На мое замечание, что можно было бы собрать пару армий и вынести вообще этих непонятных «бродилок», Тилиус вздохнул и объяснил, как маленькой девочке, что эта бесполезная и бредовая идея приходит в голову каждому второму королю – вот только армии в одном месте собрать можно, а ур-хаев – нельзя. Они могут быть сегодня здесь, а завтра – километров за двадцать. Или годами сидеть на одном месте и вдруг, раз – утром сидели, а вечером их уже нет. Загадочный народ. Шустрый, я бы сказала.
На оружейном дворе было прикольно. Здесь было представлено все оружие, используемое в данное время в данном мире. В большинстве народ тренировался на одноручных мечах со щитами и без. Щиты – высокие «капли» и круглые «варяжские» – были вперемешку. Техника боя, что с одними, что с другими не очень сильно отличалась. Видно, бойцам было все равно, какой щит им попал в руки. Пятерка солдат отрабатывала работу протазанами и алебардами из-за первой шеренги щитовиков. Это живо напомнило гравюры шестнадцатого века – швейцарская пехота. Если такие попадутся в стиснутом пространстве, где нет места для диагонального замаха – очень веселая штука. К такому ощетинившемуся алебардами ежу подойти будет сложно. Но меня привлек не строевой бой и не лучники, а мастера фехтования. Вот на что у меня слабость, так это на хороший поединок один на один. Несколько пар вполне технично спарринговались на палашах, а одна пара даже на саблях, что меня весьма порадовало.

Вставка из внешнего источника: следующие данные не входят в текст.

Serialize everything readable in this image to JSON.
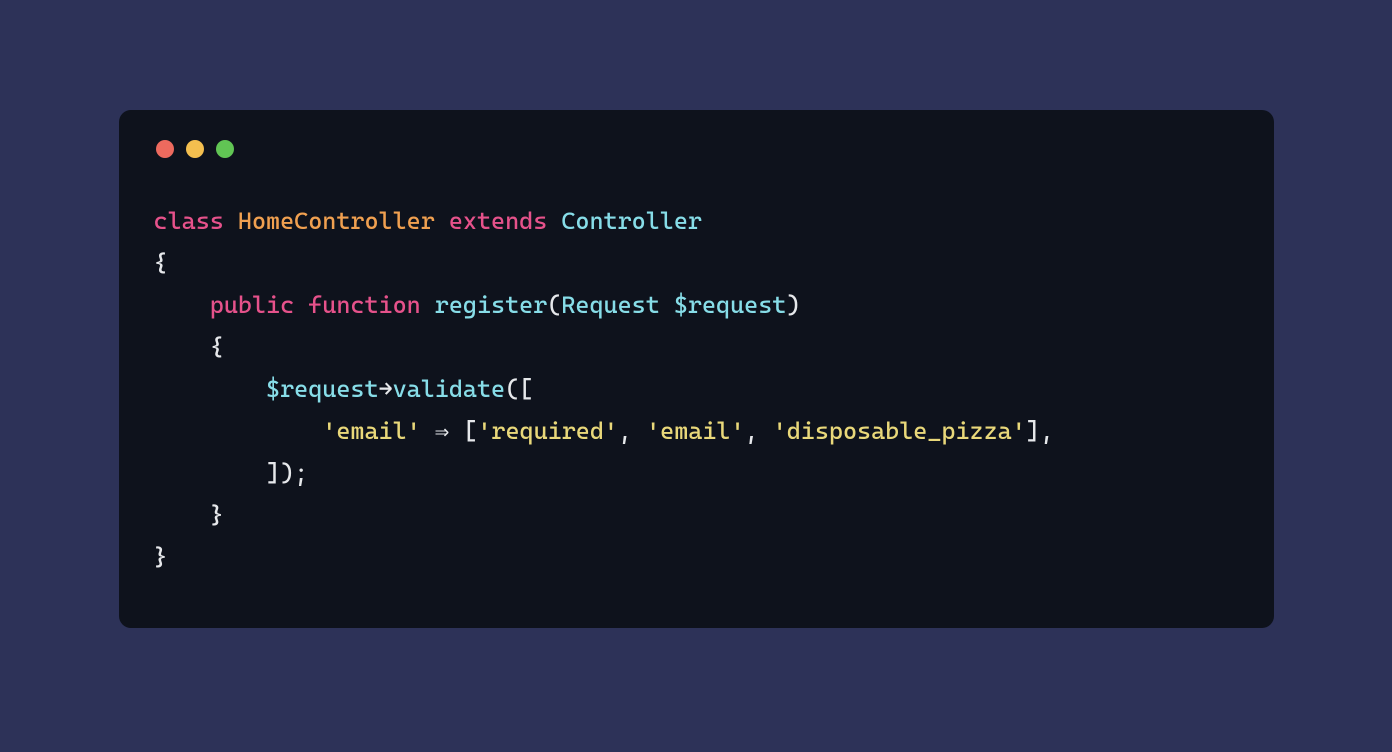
{
  "colors": {
    "background": "#2d3258",
    "window": "#0e121c",
    "trafficRed": "#ed6a5e",
    "trafficYellow": "#f4bf4f",
    "trafficGreen": "#61c554"
  },
  "code": {
    "line1": {
      "kw_class": "class",
      "classname": "HomeController",
      "kw_extends": "extends",
      "basename": "Controller"
    },
    "line2": {
      "brace": "{"
    },
    "line3": {
      "indent": "    ",
      "kw_public": "public",
      "kw_function": "function",
      "funcname": "register",
      "lparen": "(",
      "paramtype": "Request",
      "paramvar": "$request",
      "rparen": ")"
    },
    "line4": {
      "indent": "    ",
      "brace": "{"
    },
    "line5": {
      "indent": "        ",
      "var": "$request",
      "arrow": "→",
      "method": "validate",
      "lparen": "(",
      "lbracket": "["
    },
    "line6": {
      "indent": "            ",
      "key": "'email'",
      "fat_arrow": " ⇒ ",
      "lbracket": "[",
      "val1": "'required'",
      "comma1": ", ",
      "val2": "'email'",
      "comma2": ", ",
      "val3": "'disposable_pizza'",
      "rbracket": "]",
      "trailing_comma": ","
    },
    "line7": {
      "indent": "        ",
      "rbracket": "]",
      "rparen": ")",
      "semi": ";"
    },
    "line8": {
      "indent": "    ",
      "brace": "}"
    },
    "line9": {
      "brace": "}"
    }
  }
}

– Идем отсюда! – Музыкант явно нервничал в присутствии такого количества вооруженных людей.
– Это запретная зона?
– Нет… просто…
Что «просто», я не успела услышать, так как нашу тихую беседу перекрыл рев одного из офицеров.
Головы всех присутствующих повернулись к нам.
– Что он хочет?
– Он спрашивает, – музыкант пытался притвориться, что его здесь нет, – что мы здесь делаем?
Офицер семимильными шагами приближался к нам. В своем воображении он должен был казаться себе страшным великаном с пылающим взглядом, от которого все женщины и музыканты должны были падать замертво.
– Идем отсюда! – в ужасе дернул меня за рукав Тилиус. – Скорее!
– Щас! Шнурки только поглажу и сложу стопочкой, – мне становилось все забавнее.
Офицер был с меня ростом, обычного телосложения, так что, когда он остановился напротив, мне не пришлось ни задирать голову, ни опускать.
– Он говорит, здесь не место для женщин! – Музыкант был на грани истерики, и только роль моего переводчика удерживала его на месте.
– Здесь место для козлов! – ответила я, но мой переводчик струхнул и заменил это высказывание каким-то более мягким.
Ладно, говорить можно что угодно, но мою кривую улыбку и насмешливо прищуренные глаза офицер истолковал правильно – я имела его в виду!
– Он говорит, чтобы ты шла к себе и вышивала.
– Переведи – крестиком на его морде.
– Госпожа Леттлерг! Я такое не переведу! Вы думаете, что говорите?!
– Ага, – адреналин уже ударил по мозгам, и мне стало весело.
Музыкант, сжавшись, перевел. В ответ офицер заржал на весь двор.
– Он предлагает вас отшлепать… или… ну, в общем, он плохо о вас говорит.
– Переведи. Руки у него коротковаты для этого, и не только руки.
Смех стих внезапно. Мы стояли, как два волка – глаза в глаза, не моргая, кто первым отведет взгляд – нельзя смотреть хищнику в глаза, если только не готов принять его бросок. Коротко кивнув, уже не смеясь, офицер приглашающе повел рукой, предлагая мне вступить на площадку. Что ж, по крайней мере, разомнусь…
– Что вы делаете, госпожа? – Музыкант прижал к груди свою гипертрофированную гитару, будто хотел за ней спрятаться. – Госпожа Леттлерг, одумайтесь!